Lombardo said Lend Lease has a modest 2% market share of the Australian apartment market, which recorded 91,500 total sales in the 12 months to March 31 2015. The group has a 3% market share in London, which reported 22,500 total sales over the same period.
He pointed out that Sydney`s average price of a presold unit as at December 31 2014 was $870,000 – higher than London`s $838,000.
Despite the strong demand in Australia, Lombardo said Lend Lease`s medium term focus is offshore markets. He added that in the medium term the group is particularly focussed on Asia and the Americas.
“Increasing land prices in Australia making new project origination less attractive relative to offshore opportunities.
“Immediate origination focus in Australia on select number of projects that offer strategic benefits (e.g. Barangaroo Central) or fill portfolio gaps (e.g. growth corridors in Communities / Retirement portfolios),” he continued.
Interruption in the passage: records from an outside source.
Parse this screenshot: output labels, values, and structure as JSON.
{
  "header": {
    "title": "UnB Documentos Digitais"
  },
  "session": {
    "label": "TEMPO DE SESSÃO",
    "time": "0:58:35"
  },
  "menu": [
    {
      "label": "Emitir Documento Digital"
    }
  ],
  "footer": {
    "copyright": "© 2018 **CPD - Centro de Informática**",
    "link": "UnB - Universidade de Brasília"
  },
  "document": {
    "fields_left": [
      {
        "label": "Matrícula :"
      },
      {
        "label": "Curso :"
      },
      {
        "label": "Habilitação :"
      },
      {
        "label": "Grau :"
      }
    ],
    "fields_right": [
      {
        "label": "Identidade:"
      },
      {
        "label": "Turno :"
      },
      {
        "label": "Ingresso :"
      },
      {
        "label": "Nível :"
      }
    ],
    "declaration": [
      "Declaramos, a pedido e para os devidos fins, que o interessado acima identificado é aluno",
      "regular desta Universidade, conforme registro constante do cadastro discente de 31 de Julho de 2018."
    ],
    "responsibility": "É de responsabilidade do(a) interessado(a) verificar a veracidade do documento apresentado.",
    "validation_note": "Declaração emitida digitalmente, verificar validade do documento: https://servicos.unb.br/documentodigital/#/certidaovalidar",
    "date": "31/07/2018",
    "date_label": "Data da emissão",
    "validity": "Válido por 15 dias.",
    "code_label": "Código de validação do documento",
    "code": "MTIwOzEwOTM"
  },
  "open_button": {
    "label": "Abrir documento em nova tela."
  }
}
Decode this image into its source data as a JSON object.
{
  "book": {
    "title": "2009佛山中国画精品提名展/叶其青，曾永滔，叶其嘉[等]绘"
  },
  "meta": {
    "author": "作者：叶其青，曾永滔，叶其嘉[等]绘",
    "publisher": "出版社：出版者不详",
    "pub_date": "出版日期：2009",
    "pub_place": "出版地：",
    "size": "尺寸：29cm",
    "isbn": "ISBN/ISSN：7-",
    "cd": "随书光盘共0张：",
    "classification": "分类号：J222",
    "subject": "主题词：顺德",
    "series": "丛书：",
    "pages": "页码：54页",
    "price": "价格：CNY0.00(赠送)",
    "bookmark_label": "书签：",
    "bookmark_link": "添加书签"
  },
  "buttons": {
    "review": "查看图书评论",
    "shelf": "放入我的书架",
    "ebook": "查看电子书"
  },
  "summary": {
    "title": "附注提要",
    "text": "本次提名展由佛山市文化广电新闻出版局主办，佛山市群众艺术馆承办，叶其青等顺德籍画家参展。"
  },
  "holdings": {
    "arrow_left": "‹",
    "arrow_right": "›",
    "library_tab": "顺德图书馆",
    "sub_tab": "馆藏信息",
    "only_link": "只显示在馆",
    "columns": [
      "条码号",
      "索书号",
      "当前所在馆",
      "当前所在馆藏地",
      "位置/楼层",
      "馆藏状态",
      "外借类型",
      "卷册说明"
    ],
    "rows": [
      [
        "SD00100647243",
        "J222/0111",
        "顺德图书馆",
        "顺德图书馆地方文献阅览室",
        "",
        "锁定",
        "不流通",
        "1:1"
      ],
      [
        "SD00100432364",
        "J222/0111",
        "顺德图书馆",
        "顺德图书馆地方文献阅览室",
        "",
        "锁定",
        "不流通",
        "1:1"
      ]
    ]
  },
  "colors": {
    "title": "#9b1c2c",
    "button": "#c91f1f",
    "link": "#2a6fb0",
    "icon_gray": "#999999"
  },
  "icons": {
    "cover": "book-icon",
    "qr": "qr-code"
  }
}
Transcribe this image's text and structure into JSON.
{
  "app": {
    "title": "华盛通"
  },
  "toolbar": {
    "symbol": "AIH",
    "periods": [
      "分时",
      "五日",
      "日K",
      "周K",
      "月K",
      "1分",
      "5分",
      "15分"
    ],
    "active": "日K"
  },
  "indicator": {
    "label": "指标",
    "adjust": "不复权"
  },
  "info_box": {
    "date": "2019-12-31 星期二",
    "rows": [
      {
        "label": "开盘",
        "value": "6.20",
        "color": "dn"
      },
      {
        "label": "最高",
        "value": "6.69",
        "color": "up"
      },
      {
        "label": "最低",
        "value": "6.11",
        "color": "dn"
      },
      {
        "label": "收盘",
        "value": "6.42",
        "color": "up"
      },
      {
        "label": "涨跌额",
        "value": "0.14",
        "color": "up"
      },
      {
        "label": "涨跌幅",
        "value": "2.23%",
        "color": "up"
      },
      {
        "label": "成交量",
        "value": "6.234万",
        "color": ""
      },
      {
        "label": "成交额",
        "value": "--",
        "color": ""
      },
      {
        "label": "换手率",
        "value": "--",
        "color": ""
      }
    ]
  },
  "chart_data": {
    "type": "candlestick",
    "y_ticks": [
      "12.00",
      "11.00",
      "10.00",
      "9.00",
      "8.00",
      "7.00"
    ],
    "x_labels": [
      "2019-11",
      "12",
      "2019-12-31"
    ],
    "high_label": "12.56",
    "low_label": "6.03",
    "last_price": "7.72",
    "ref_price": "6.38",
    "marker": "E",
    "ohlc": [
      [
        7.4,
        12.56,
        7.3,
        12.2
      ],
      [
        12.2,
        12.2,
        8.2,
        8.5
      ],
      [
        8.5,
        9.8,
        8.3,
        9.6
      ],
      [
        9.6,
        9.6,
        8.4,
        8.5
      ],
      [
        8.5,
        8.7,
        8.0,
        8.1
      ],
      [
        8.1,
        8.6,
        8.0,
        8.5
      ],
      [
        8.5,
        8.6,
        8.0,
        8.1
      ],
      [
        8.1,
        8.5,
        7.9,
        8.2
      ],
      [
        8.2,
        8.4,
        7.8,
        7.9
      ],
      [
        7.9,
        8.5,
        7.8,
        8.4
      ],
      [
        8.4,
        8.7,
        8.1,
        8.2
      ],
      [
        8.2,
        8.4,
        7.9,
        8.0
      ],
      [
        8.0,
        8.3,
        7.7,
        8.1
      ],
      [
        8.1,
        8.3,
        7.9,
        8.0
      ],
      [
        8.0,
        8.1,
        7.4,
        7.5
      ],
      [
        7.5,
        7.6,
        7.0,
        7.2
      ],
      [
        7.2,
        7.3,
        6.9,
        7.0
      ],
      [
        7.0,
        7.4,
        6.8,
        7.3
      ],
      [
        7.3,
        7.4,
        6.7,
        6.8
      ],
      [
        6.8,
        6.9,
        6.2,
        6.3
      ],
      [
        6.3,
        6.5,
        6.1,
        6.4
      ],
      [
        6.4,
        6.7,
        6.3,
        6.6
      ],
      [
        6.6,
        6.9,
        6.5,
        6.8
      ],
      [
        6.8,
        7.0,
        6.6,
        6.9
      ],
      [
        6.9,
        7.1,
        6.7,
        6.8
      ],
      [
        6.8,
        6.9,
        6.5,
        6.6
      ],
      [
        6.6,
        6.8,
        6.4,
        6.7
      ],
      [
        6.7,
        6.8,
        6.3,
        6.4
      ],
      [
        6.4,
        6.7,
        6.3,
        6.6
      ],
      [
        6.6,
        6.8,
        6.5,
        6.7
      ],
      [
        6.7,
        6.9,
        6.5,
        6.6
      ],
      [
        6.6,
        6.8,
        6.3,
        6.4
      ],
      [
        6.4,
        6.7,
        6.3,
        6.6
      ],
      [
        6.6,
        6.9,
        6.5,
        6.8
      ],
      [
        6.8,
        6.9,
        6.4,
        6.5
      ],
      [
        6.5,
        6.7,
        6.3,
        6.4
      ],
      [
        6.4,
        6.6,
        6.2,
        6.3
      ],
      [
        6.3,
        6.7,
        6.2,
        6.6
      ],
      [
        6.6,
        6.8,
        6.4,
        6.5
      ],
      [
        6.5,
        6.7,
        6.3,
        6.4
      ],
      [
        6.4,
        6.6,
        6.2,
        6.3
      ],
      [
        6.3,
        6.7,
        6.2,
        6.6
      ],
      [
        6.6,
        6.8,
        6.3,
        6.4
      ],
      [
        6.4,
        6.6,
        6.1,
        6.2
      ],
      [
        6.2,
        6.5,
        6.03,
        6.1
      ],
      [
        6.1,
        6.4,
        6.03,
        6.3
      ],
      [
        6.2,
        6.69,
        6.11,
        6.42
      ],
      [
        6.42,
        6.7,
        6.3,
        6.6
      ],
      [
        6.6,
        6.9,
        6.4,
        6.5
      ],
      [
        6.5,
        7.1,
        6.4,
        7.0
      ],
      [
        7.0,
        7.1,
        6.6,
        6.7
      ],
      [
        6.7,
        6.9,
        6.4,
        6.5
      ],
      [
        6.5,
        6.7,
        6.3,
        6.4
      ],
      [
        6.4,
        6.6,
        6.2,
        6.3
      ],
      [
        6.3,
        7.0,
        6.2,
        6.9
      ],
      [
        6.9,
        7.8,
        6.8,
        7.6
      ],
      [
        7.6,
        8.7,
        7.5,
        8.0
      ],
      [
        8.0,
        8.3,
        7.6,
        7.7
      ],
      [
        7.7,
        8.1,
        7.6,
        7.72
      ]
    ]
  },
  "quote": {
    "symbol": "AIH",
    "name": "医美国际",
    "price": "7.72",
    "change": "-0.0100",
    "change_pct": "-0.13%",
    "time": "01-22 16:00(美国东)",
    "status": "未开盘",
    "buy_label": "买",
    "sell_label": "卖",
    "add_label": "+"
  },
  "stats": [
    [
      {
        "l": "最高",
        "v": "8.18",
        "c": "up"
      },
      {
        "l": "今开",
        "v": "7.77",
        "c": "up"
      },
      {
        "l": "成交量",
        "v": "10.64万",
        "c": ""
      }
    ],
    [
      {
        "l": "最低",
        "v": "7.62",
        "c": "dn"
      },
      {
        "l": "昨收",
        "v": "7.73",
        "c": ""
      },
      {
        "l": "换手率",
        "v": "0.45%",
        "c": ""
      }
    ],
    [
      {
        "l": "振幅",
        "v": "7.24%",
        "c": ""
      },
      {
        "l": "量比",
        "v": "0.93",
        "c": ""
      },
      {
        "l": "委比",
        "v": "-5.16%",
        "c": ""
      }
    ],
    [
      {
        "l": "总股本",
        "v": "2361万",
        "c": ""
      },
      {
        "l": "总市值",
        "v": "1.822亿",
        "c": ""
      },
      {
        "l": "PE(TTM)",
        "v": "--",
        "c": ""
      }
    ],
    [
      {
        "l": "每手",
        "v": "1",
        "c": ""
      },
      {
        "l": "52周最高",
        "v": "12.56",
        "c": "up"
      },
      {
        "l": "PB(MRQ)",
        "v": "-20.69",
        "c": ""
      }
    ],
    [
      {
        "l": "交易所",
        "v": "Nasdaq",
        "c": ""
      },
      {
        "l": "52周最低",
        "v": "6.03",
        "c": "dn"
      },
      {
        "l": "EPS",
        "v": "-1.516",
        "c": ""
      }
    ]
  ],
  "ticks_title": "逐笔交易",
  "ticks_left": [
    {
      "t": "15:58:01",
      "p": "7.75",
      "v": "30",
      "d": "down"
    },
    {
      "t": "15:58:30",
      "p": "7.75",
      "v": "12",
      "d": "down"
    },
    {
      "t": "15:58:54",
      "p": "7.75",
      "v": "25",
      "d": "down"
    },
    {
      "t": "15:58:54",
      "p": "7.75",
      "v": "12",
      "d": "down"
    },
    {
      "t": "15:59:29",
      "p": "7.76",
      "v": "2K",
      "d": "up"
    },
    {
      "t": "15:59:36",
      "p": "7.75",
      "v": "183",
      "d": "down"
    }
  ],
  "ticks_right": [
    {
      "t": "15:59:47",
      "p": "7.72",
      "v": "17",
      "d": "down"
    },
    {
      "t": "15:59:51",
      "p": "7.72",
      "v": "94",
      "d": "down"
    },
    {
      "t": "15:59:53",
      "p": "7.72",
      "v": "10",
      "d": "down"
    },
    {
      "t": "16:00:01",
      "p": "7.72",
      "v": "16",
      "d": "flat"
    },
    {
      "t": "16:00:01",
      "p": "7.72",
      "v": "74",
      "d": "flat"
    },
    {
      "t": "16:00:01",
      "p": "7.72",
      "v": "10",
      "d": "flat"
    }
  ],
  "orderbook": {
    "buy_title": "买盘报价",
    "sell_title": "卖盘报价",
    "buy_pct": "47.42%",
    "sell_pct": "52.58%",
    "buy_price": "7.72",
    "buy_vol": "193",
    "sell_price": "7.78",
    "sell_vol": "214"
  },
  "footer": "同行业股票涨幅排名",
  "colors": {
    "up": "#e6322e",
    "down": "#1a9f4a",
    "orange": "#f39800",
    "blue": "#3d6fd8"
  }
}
Lombardo said Lend Lease is reweighing and considering sell development projects in Australia “subject to investment hurdle returns being achieved”.
The residential portfolio currently comprises over 20,000 built-form units, which are predominantly apartments and approximately 4,000 apartments are currently in delivery. The lion share of pipeline is in Australia, which accounts for approx 15,000 units, whereas the UK represents approx 5,000.
Currently Lend Lease is sitting on $3.6 billion in presales across its apartments and communities.
In the immediate future, Lend Lease is expecting a rise in pre-sales revenue with new apartment launches in Melbourne and London in the last six months, and further launches in Sydney and Brisbane in the next 3-12 months.
Lombardo said Lend Lease`s production capital has skyrocketed by 400% in the last two years – this is the most significant lift since 2012, reflecting the strong growth in apartment settlements and several commercial towers at major urban regeneration sites over the medium term.
He revealed that the group has $2.1 billion of capital deployed at 31 December 2014 versus $0.4 billion in 2012.
Redeployment capitals levels will peak in FY17 based on current buildings in delivery/conversion.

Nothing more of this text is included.